In March, Starboard exited its position, eating a 60% loss. Greenlight exited in January for a smaller, yet still unpleasant, 30% loss.
This is what happens when value investors mistake a turnaround for a secular decline: embarrassing losses. You might think that with Macy's trading at around $23.60 and the yield over 6%, the bottom is in. But as Clint Eastwood said in Dirty Harry: "Do you feel lucky?"
Even good management can't do anything
In 1988 Warren Buffett quipped: "With few exceptions, when a manager with a reputation for brilliance tackles a business with a reputation for poor fundamental economics, it is the reputation of the business that remains intact."

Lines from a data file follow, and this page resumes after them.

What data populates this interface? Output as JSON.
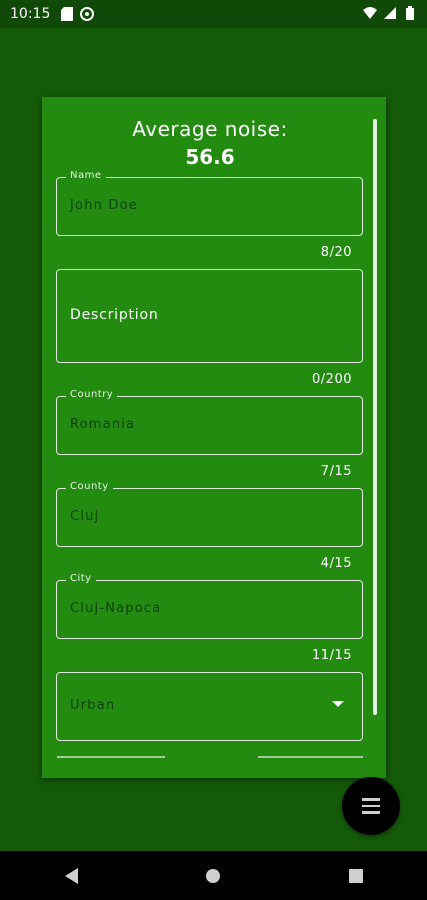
{
  "status_bar": {
    "time": "10:15",
    "left_icons": [
      "sd-card-icon",
      "sync-icon"
    ],
    "right_icons": [
      "wifi-icon",
      "signal-icon",
      "battery-icon"
    ]
  },
  "dialog": {
    "title": "Average noise:",
    "value": "56.6",
    "fields": {
      "name": {
        "label": "Name",
        "value": "John Doe",
        "counter": "8/20"
      },
      "description": {
        "placeholder": "Description",
        "counter": "0/200"
      },
      "country": {
        "label": "Country",
        "value": "Romania",
        "counter": "7/15"
      },
      "county": {
        "label": "County",
        "value": "Cluj",
        "counter": "4/15"
      },
      "city": {
        "label": "City",
        "value": "Cluj-Napoca",
        "counter": "11/15"
      },
      "area_type": {
        "selected": "Urban"
      }
    }
  },
  "fab": {
    "icon": "menu-icon"
  },
  "nav": {
    "icons": [
      "back-icon",
      "home-icon",
      "recents-icon"
    ]
  },
  "colors": {
    "background": "#145a09",
    "dialog": "#238c10",
    "field_text": "#0d3f08"
  }
}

Returning to Macy's -- my punching bag for this article, although my argument could apply to all the other names as well -- new CEO Jeff Gennette seems to have an intelligent, well-thought-out, and appropriate strategy. The company reduced head count, is closing unprofitable stores, and is experimenting with new formats in women's shoes and jewelry. Macy's also opened up its own discounted format, Macy's Backstage, which will feature off-price merchandise, and it is expanding e-commerce.

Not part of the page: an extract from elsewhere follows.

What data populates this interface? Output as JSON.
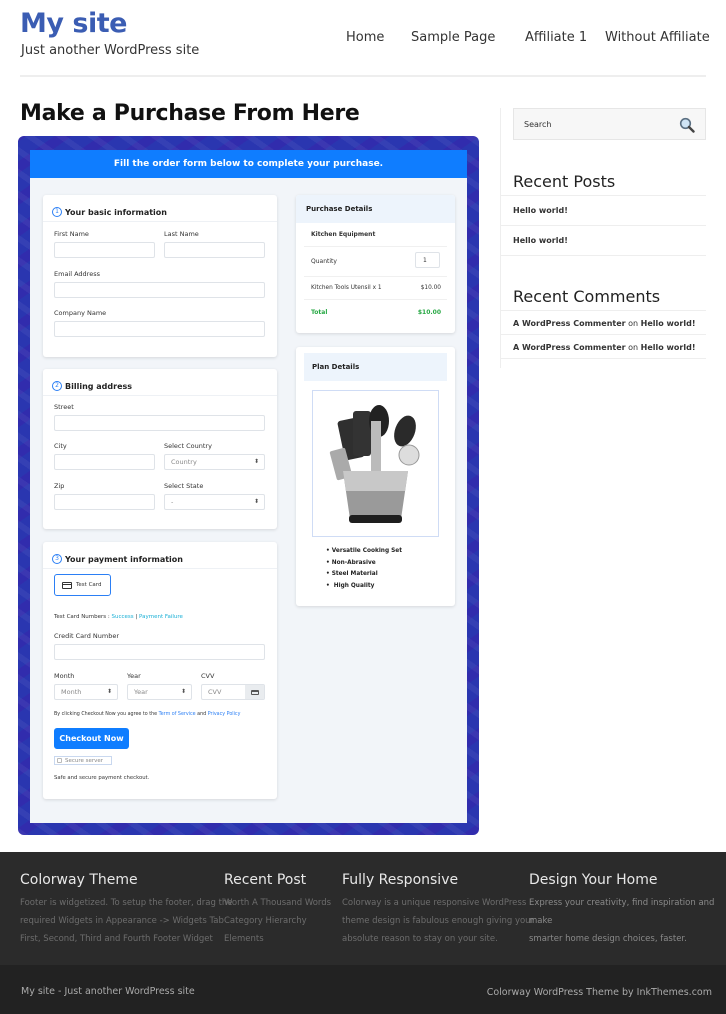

This seems prudent: People are buying fewer full-priced clothes, so the move to footwear and jewelry is wise. When they do buy clothes, they increasingly look for deals. This has given rise to off-price retailers such as TJX Companies' T.J. Maxx, Ross Stores, and Burlington Stores.

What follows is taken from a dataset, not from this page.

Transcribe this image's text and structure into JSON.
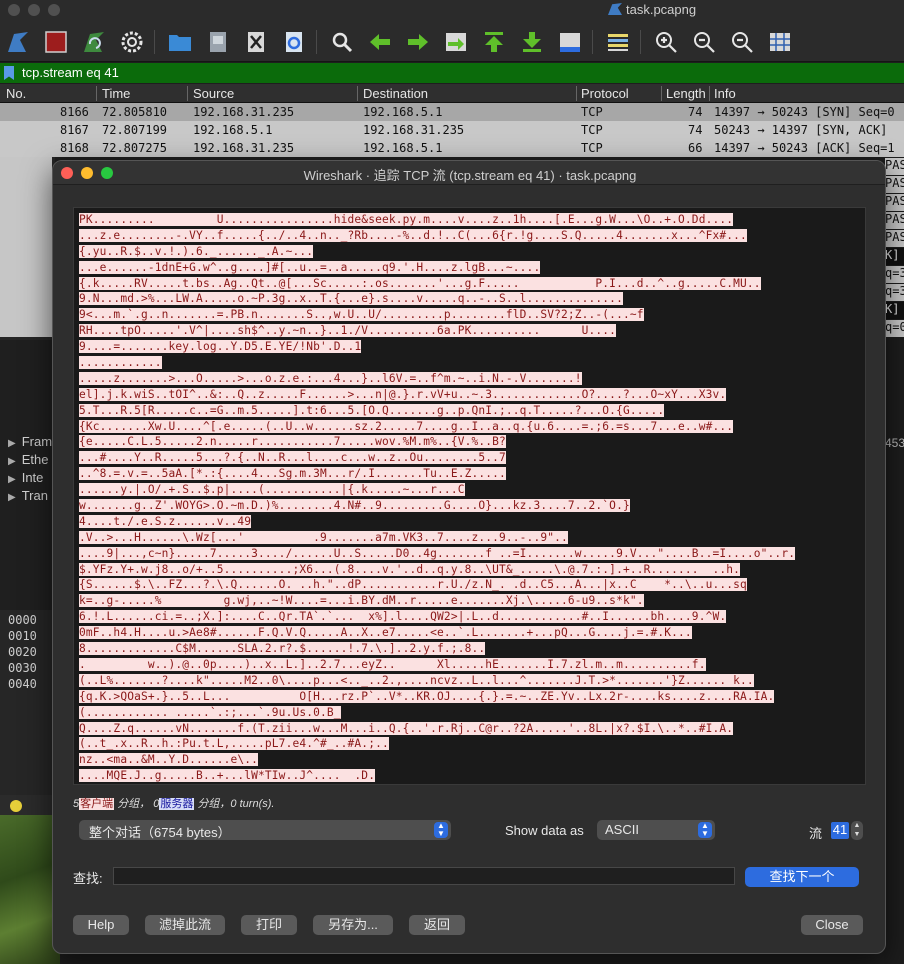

The problem is that all of these moves are easily replicated. What's to stop Kohl's or Nordstrom from also stocking more footwear and watches? Every retailer out there is developing more robust e-commerce initiatives (usually carrying lower margins), and as customers order more online, companies will suffer sales deleverage from fixed rent and labor costs.
Also, Macy's is late to the off-price game, a few years behind Nordstrom, which unveiled Nordstrom Rack years ago. Off-price stores can also possibly diminish the larger, more profitable division, so there is cannibalization risk. Finally, if everyone is discounting, why wouldn't customers go to the stores known for the biggest discounts: Wal-Mart or Amazon?
The big problem
Keep in mind: The terrible results are happening in an economy that is nearing full employment and where consumer spending is actually good -- U.S. retail sales actually grew 0.1% in March and 0.4% in April. Imagine what would happen in a recession.
It's perhaps fitting that Amazon CEO Jeff Bezos summed up the problem well: "All businesses need to be young forever. If your customer base ages with you, you're Woolworth's." Department stores have been late to adjust to a population that increasingly seeks discounts, and a millennial generation that craves "experiences" and the convenience of shopping online.
Bottom line: Some of these retailers will survive, but it's hard to pick any winners, and even the survivors are likely to be much smaller companies than they are today. Why play with fire?